_posts/2016-04-04-weekly-update.md

layout: post title: Apache Kudu (incubating) Weekly Update April 4, 2016 author: Todd Lipcon

Welcome to the third edition of the Kudu Weekly Update. This weekly blog post covers ongoing development and news in the Apache Kudu (incubating) project.

If you find this post useful, please let us know by emailing the kudu-user mailing list or tweeting at @ApacheKudu. Similarly, if you're aware of some Kudu news we missed, let us know so we can cover it in a future post.
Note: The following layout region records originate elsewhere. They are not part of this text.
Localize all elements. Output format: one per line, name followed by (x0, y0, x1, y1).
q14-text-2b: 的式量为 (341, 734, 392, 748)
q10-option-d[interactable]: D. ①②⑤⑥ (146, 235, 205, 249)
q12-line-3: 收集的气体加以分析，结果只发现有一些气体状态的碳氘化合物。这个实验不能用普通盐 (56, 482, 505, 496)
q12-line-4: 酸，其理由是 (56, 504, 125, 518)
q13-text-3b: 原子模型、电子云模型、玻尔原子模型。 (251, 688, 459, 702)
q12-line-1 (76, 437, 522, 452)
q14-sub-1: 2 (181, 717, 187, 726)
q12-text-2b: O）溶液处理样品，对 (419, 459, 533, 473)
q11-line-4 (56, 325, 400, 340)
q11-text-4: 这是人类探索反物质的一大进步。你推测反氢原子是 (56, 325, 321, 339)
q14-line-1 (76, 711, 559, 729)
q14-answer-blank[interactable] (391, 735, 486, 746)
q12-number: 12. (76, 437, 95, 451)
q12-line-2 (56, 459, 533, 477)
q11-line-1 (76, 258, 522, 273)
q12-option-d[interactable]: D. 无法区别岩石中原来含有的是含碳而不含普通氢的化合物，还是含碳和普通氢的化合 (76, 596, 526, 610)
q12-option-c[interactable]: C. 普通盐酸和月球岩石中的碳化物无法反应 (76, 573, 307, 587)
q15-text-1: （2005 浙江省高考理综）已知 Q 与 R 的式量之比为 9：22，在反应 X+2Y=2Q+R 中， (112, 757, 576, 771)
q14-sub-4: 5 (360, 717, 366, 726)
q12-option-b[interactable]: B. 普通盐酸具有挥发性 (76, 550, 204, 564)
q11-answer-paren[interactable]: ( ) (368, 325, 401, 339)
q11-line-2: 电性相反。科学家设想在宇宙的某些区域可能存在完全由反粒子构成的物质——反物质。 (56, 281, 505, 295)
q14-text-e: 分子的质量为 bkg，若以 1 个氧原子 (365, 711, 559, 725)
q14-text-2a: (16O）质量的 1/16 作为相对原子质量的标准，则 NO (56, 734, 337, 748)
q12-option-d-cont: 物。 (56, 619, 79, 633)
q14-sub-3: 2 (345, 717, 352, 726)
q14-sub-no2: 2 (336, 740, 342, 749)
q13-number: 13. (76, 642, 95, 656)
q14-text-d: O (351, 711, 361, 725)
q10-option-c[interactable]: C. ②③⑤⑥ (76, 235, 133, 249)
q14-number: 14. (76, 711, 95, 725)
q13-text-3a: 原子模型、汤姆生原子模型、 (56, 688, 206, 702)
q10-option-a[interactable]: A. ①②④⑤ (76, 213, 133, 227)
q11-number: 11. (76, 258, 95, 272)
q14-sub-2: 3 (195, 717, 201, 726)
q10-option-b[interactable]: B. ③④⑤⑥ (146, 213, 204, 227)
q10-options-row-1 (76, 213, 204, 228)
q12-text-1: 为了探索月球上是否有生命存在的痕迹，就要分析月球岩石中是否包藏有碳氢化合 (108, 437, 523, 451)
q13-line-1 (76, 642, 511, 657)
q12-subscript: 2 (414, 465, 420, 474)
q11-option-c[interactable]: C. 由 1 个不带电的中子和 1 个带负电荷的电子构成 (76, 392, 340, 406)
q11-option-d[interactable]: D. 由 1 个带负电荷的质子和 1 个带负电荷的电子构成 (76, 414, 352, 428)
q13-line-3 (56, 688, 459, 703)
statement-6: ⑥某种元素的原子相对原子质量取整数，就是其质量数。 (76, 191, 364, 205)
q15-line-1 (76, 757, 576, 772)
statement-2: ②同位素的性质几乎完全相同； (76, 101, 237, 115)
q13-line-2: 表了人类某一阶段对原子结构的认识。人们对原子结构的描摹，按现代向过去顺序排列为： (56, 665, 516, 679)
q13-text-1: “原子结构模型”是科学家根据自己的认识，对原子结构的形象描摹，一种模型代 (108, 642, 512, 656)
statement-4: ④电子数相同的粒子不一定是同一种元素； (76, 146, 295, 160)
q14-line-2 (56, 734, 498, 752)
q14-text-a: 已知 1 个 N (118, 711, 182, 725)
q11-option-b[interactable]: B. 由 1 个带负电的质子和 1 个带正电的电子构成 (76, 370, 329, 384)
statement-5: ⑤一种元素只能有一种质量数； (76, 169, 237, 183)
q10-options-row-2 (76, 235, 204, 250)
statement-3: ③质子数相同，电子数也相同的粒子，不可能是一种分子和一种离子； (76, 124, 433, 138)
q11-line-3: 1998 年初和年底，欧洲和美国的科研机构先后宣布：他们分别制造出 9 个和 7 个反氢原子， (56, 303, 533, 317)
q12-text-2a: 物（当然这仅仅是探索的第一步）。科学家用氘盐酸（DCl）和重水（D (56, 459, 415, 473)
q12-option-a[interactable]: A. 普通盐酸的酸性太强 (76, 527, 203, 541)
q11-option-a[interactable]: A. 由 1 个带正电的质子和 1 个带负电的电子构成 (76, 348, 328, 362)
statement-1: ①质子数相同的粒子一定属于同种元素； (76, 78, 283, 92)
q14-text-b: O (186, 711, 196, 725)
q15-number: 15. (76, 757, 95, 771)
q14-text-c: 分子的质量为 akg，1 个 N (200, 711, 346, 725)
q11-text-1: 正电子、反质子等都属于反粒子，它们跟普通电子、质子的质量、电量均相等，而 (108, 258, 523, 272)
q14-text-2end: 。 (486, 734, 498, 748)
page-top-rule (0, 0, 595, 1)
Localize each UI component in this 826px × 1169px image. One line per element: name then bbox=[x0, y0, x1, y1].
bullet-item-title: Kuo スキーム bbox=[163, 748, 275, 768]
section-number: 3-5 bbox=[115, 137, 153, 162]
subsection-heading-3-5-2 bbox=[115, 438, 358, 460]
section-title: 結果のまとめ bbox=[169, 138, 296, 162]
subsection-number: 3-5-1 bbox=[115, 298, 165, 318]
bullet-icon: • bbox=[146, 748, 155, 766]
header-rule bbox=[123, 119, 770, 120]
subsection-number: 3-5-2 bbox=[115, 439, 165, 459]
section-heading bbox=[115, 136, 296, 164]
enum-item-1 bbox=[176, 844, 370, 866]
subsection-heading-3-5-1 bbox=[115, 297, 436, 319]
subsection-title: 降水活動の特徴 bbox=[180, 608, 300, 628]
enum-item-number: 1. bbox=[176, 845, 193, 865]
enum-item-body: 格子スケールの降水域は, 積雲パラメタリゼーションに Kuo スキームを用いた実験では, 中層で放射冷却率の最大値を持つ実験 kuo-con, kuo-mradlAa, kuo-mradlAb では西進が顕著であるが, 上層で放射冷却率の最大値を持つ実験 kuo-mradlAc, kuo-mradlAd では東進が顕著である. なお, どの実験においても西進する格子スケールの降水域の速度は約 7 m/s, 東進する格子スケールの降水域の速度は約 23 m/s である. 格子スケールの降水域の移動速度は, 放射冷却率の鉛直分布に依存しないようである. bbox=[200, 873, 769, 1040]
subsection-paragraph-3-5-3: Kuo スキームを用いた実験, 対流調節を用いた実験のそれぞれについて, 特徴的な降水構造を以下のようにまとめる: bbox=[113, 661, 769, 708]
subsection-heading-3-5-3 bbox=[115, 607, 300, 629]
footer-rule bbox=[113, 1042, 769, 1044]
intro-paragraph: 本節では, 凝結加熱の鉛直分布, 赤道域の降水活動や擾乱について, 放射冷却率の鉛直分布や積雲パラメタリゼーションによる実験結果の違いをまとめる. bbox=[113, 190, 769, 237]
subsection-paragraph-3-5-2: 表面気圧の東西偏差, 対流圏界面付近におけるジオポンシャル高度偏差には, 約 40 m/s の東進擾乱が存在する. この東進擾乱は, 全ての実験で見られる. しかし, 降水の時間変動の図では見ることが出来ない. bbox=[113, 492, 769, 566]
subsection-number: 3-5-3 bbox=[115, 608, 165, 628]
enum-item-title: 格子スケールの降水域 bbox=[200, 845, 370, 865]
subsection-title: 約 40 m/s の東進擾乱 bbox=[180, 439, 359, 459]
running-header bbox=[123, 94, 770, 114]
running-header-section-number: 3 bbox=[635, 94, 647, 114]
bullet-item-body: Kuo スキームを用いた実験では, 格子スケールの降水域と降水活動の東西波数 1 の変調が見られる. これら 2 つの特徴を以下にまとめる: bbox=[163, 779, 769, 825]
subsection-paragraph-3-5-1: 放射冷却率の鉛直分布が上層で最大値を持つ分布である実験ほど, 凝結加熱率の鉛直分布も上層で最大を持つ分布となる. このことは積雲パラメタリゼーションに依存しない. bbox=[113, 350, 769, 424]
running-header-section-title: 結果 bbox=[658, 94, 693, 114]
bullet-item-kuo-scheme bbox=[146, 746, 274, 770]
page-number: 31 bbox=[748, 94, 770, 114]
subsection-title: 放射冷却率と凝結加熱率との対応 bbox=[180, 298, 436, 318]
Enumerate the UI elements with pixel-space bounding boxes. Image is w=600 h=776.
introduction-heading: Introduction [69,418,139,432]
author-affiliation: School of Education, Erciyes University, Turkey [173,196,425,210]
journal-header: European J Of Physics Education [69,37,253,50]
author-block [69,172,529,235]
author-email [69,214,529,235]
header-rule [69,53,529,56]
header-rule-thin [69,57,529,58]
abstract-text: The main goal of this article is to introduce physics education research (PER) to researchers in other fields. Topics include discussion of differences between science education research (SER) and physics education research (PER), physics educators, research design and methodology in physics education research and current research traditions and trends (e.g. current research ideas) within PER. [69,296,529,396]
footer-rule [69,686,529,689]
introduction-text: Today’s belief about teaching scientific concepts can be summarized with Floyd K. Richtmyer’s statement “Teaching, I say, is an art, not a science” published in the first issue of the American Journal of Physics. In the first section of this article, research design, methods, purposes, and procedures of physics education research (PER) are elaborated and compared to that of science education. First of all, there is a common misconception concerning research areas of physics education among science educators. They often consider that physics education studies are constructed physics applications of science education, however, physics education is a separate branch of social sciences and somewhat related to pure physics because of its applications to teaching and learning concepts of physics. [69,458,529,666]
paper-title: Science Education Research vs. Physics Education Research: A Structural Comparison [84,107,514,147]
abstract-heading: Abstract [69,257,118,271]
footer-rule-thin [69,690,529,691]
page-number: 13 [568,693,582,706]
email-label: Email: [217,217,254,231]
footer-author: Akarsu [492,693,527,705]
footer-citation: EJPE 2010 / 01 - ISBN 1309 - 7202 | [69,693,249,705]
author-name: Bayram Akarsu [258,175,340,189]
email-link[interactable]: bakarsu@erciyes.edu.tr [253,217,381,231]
Development discussions and code in progress

The 0.8.0 release train is progressing nicely. Jean-Daniel Cryans posted a first release candidate VOTE thread on the dev mailing list. Please download the release candidate and give it a try.
Ara Ebrahimi's implementation of a Kudu sink for Apache Flume was completed this week. Mike Percy worked on some follow-up around documentation and a shaded jar-with-dependencies for easier consumption.
Mike also worked on and committed an improvement to the Java API so that error results for failed write operations are easier to handle. Previously, clients had to perform string comparisons to know whether an insert failed due to something like a duplicate key constraint rather than some other less expected error.
After some early cluster testing of the new implementation of scanner predicates, a few tricky bugs were discovered. The first was around proper handling of inequality predicates on floating point columns. The second involved handling predicates like ‘my_int8_col <= 127’: for non-nullable columns, this predicate is a tautology and can be eliminated. However, for nullable columns, such a predicate is equivalent to ‘my_int8_col IS NOT NULL’. In order to fix this, Dan Burkert added an internal implementation of ‘IS NOT NULL’.
These bugs also exposed a few gaps in test coverage around predicate handling. Dan added a couple thousand lines worth of new test coverage both from C++ and Java.
These exhaustive tests also identified a gap in Kudu's handling of NaN float values. The team elected to leave this as a known issue for now, since usage of NaN is relatively rare.
Todd Lipcon fixed a bug in Kudu's implementation of Raft configuration change. This bug could cause tablet replicas to become “stuck” after certain types of network partitions. The fix will be included in the upcoming 0.8 release.
Mike Percy has been working on a bug where tablet servers fail to start up after their write-ahead logs (WALs) have been truncated. This can happen on certain types of machine crashes, or if the disks fill up under a write workload.
Todd Lipcon spent time this week testing Kudu on a small cluster with a 3TB TPC-H dataset. In particular, he was focusing on concurrent query workloads, including scenarios with multiple read-only users in addition to combining a query workload with a write workload. As a result, he identified a few issues around Kudu's handling of RPCs in overload conditions.
In order to improve the behavior on the server side, Todd changed the RPC scheduling algorithm to use an earliest-deadline-first policy. This has the effect of preventing query timeouts: a query which is closest to experiencing a timeout will be scheduled with higher priority over those which have plenty of time left.
In addition, this work identified a few bugs in the Kudu C++ client. In particular, in the case where the server was overloaded, the client would sometimes incorrectly rewind to the start of the current tablet resulting in incorrect results. In other cases, the client would end up in a tight loop sending RPCs to the master. Fixes for both of these issues will be in the upcoming 0.8 release.

Upcoming talks and meetups

Todd Lipcon will be presenting an introductory Kudu talk at DataEngConf on Friday, April 8th.